Coupling troubles with plot, Honey Don’t! also stumbles with its tone. As a neo-noir detective tale, Coen’s film features just about every genre trope one would expect, although the inclusion of the necessary ingredients doesn’t result in a satisfying dish. In situating its throwback noir vibes in the present day, there is an off-putting disjointedness to the movie that never quite feels right. Margaret Qualley delivers a performance straight out of a noir tale from the 1950s, but often seems like she’s in an entirely different film than various other characters, whose actors didn’t seem to get the memo about this being a neo-noir. There’s modern technology one second, but then everything seems stripped down the next. There’s dialogue sequences and performances that seem like they could be lifted from a mediocre noir detective movie, while other parts play like a bland present day drama. And, overall, there’s a sense that Honey Don’t! doesn’t quite know what it wants to be and is unwilling to commit wholly to being a present day noir, instead occupying an awkward tonal middle ground.
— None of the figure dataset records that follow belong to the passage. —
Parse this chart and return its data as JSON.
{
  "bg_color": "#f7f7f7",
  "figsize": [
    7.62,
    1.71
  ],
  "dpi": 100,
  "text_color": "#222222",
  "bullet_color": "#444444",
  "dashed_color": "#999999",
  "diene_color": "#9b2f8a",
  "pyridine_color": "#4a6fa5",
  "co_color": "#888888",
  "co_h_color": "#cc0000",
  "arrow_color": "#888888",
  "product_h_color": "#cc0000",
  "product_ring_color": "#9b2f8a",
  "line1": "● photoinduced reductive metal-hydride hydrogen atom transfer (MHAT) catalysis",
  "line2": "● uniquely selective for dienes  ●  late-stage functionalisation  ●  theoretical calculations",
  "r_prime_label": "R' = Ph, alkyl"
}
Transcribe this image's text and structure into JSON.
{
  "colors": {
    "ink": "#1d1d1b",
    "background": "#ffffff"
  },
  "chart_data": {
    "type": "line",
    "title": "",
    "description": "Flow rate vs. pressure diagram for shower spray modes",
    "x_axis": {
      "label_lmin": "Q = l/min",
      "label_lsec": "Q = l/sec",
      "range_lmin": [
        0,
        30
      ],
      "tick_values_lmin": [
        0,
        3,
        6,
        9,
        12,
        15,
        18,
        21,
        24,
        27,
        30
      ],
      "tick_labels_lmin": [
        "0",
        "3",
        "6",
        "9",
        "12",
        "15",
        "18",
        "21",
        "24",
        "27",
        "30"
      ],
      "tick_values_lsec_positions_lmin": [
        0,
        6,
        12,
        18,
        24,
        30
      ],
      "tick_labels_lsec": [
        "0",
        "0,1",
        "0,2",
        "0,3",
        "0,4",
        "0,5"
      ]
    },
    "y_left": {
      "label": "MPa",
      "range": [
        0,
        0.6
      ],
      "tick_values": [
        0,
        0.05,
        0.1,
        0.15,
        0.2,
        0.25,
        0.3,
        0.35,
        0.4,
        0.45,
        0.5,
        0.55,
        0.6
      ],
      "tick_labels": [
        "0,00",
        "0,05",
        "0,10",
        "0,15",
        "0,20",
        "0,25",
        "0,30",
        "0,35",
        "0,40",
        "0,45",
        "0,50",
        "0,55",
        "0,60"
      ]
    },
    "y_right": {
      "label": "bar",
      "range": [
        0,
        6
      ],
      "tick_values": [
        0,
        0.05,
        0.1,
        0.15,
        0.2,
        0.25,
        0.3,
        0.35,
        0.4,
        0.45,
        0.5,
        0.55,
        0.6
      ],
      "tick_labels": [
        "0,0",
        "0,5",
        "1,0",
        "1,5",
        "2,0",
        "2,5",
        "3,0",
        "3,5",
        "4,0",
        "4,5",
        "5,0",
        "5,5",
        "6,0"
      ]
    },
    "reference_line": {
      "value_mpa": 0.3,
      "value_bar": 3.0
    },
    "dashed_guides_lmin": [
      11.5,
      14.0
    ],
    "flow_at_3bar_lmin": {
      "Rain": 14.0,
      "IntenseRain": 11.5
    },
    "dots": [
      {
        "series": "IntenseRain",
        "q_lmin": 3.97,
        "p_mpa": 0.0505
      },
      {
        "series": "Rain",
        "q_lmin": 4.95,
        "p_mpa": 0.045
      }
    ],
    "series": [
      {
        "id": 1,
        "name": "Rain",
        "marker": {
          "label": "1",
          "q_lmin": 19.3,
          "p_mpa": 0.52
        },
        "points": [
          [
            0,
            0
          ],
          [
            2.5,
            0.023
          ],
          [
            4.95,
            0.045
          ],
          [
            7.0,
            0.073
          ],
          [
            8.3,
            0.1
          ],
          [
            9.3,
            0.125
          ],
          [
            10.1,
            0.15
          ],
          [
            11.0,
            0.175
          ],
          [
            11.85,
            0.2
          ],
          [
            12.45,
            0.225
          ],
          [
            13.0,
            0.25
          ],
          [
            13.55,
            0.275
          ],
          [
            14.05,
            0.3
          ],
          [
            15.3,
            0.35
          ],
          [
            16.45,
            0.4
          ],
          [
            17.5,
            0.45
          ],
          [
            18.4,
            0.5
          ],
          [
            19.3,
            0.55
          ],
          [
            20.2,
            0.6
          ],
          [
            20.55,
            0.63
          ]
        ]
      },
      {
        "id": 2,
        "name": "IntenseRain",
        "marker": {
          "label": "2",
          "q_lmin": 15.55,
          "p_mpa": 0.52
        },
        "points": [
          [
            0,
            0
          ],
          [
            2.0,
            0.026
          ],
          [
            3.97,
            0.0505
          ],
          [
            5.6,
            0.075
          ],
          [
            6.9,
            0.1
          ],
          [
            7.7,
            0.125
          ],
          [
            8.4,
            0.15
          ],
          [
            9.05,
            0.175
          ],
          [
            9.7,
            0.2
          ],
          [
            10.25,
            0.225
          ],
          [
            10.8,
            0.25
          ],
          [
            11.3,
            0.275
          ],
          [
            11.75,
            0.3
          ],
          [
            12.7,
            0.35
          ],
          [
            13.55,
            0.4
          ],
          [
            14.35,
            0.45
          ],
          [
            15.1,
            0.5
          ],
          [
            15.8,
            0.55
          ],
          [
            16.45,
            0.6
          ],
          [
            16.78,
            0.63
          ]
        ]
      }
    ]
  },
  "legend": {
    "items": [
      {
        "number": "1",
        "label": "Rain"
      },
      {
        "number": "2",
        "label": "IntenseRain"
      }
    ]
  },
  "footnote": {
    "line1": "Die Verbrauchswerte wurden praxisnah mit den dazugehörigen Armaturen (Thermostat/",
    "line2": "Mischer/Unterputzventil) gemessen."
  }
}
Much of the film’s attempts at humor come from Qualley’s straightforward, no-nonsense, old-fashioned delivery of disappointingly dull dialogue. Qualley delivers her lines like there’s a big punch or gag waiting at the end of every one of them, but seldom is there a genuine laugh to be had in the film, such is the blandness and lack of creativity in the writing. The acclaimed actress does her best with the material at her disposal, but even her on-screen magnetism fails to salvage what is an otherwise hollow viewing experience.
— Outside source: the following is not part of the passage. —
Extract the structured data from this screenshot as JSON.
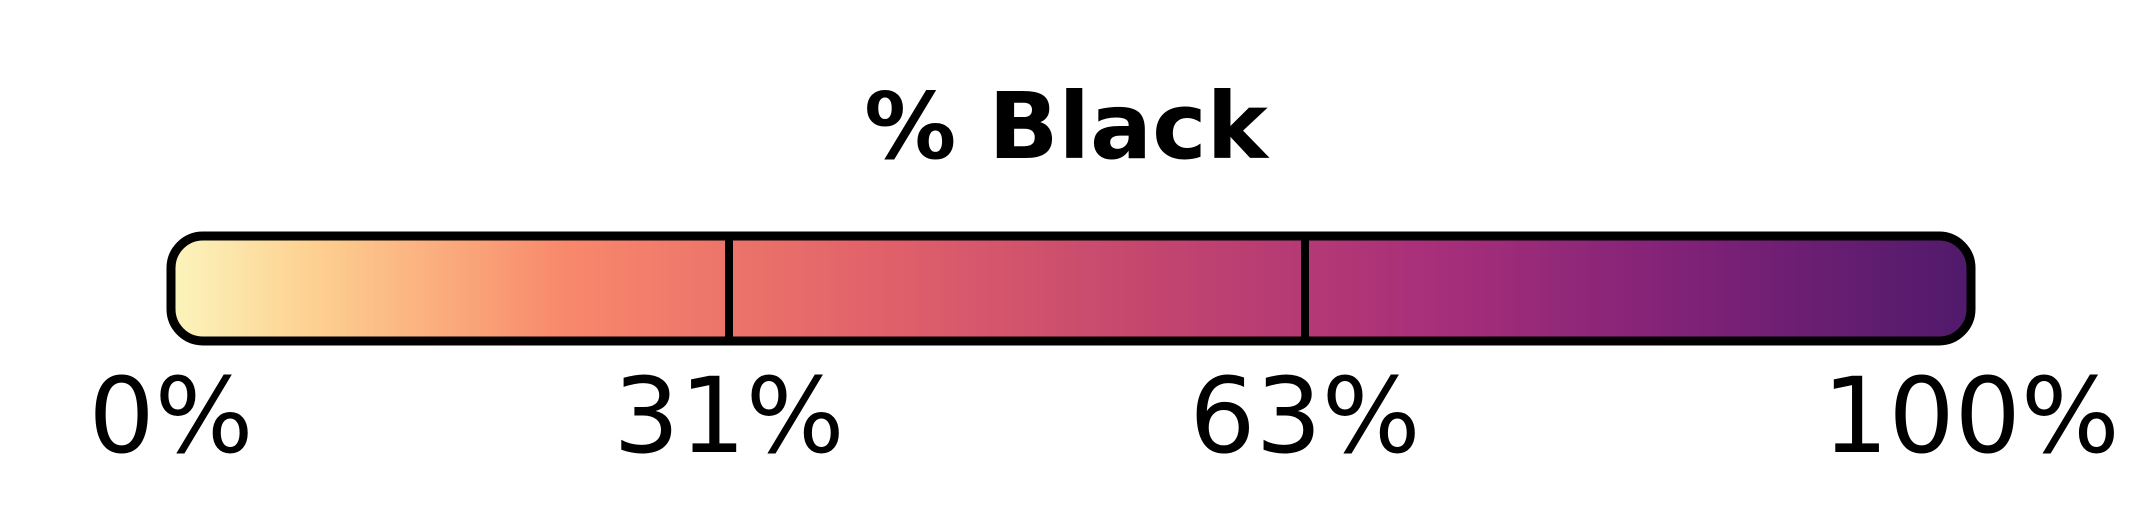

A running gag about Charlie Day’s police officer being interested in Qualley’s Honey, despite Honey being lesbian, grows tired quickly, while the half-naked Chris Evans shouting at his minions and cracking over-the-top villainous smiles do little to make his cult leader preacher character stand out. The comedic talents of Aubrey Plaza are also wasted as she is similarly marred by poor dialogue and perplexingly transforms into an entirely different character by the film’s end.

Through the blossoming romance between Qualley and Plaza’s characters, Honey Don’t! has a sexual swagger about it that, while certainly more novel than anything else the film has to offer, also feels aimless. A surprisingly sizable chunk of the brief runtime is dedicated to nudity and sex scenes involving the three leading actors. Occasionally, these scenes are played for humor, such as a scene in which a man bursts in with a gun while Chris Evans’ preacher is having a threesome, but, for the most part, the sex in the movie, while confidently depicted, serves very little purpose. In turn, the film is overpopulated with scenes that fail to move the story forward or develop characters in any meaningful way, which is particularly frustrating given how underwritten the main mystery is.
VERDICT: 3.5/10
Half of the Coen Brothers duo creates what feels like half a movie with Honey Don’t! The neo-noir dark comedy from Ethan Coen and his wife Tricia Cooke squanders its strong cast and promising premise with aimless plotting, dull attempts at humor, and tonal disjointedness, ultimately resulting in a strangely empty viewing experience. Margaret Qualley’s on-screen magnetism and Chris Evans chewing up the scenery as a distinctly immoral preacher do very little to salvage a film marred by a woefully underdeveloped story and a conclusion with a jarring twist that renders much of the preceding film quite purposeless. Coen and Cooke imbue the film with a certain sexual swagger, which has the potential to be a more novel and noteworthy element, although this proves similarly misguided. By the end of its brief 89 minute runtime, one can’t help but question how a script so messily cobbled together made its way to the big screen, one masterminded by a filmmaker of Ethan Coen’s standing no less.